Leaf Whispering – when leaves are all you have (on some twigs)
So lets assume we have a plant that is not flowering. The most important thing to look for the leaf type (compound or simple), leaf arrangement (opposite, whorled or alternate) and the presence of stipules. Following that will be the presence of teeth on the leaves/leaflets and a few other leaf and venation details. Just the various combinations of these will allow you to make an educated guess of what family a plant might fall under.
Many laurels like “waxing”! See their waxy leaf undersides. Don’t mistake wax for scales (see below). If you smoke and have a lighter handy (always good to have one handy even if you don’t smoke), apply some heat on the leaf undersurface to see if it melts.

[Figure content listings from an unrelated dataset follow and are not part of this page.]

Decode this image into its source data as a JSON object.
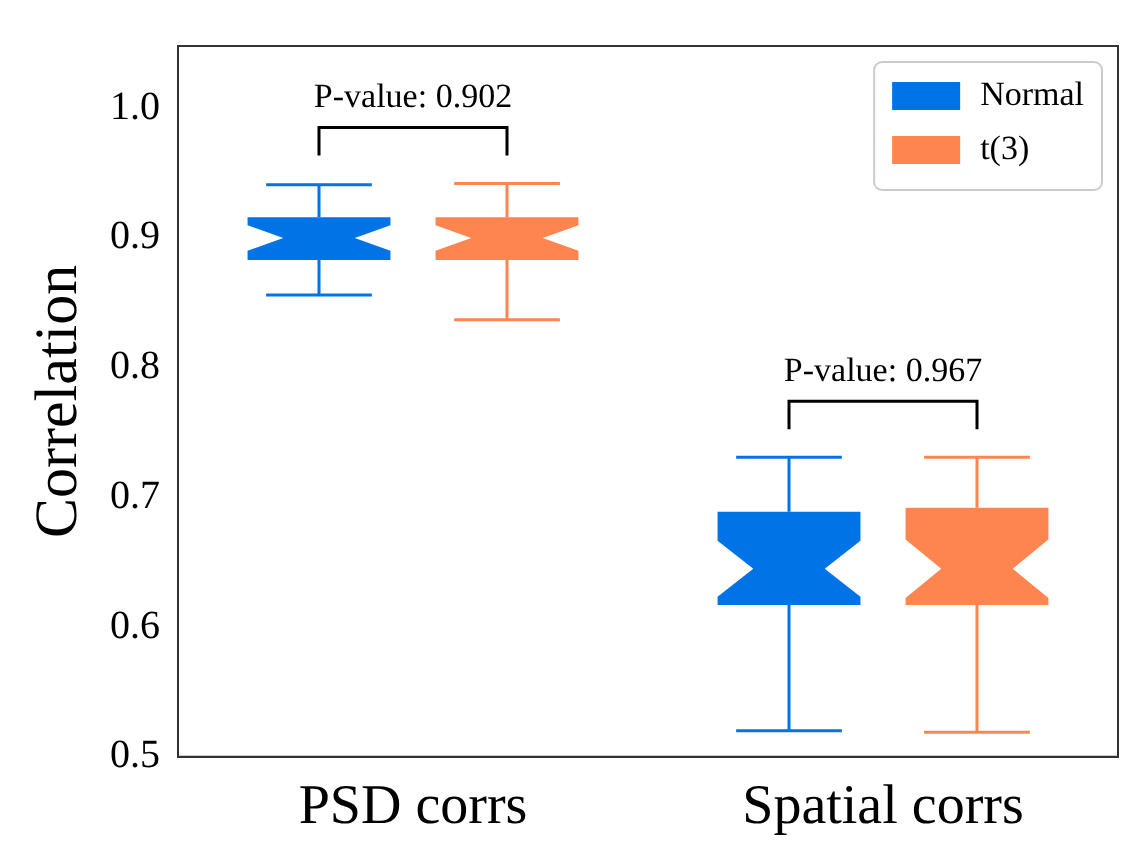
{
  "chart_data": {
    "type": "box",
    "ylabel": "Correlation",
    "categories": [
      "PSD corrs",
      "Spatial corrs"
    ],
    "series": [
      {
        "name": "Normal",
        "color": "#0073e6",
        "boxes": [
          {
            "low": 0.856,
            "q1": 0.883,
            "median": 0.9,
            "q3": 0.916,
            "high": 0.941
          },
          {
            "low": 0.52,
            "q1": 0.617,
            "median": 0.645,
            "q3": 0.689,
            "high": 0.731
          }
        ]
      },
      {
        "name": "t(3)",
        "color": "#ff8550",
        "boxes": [
          {
            "low": 0.837,
            "q1": 0.883,
            "median": 0.9,
            "q3": 0.916,
            "high": 0.942
          },
          {
            "low": 0.519,
            "q1": 0.617,
            "median": 0.645,
            "q3": 0.692,
            "high": 0.731
          }
        ]
      }
    ],
    "ylim": [
      0.5,
      1.048
    ],
    "yticks": [
      0.5,
      0.6,
      0.7,
      0.8,
      0.9,
      {
        "value": 1,
        "label": "1.0"
      }
    ],
    "annotations": [
      "P-value: 0.902",
      "P-value: 0.967"
    ],
    "grid": false,
    "legend": "top right"
  }
}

Bronzey or silvery scales (easily seen through a hand lens) on the leaf underside makes the leaves of Croton insularis appear like it is silver coated. This can be distinctive for some plants (eg. Argyrodendron spp., Aglaia spp. etc)
Also look for oil dots in a leaf by looking at a leaf against a light source. A hand lens can be useful as some oil dots can be very small. Many plant families regular have oil dots (many Rutaceae, Myrsinaceae and Myrtaceae, some Lauraceae)
This might seem like advanced leaf whispering but observing how the venation is like is highly useful. Some plants like to loop their veins, sometimes very far inside the leaf, sometimes near the margins. Loopy veins seem quite characteristic of many Annonaceae, Eupomatia, Lauraceae, Monimiaceae. Interestingly a lot of rather ancient plant families.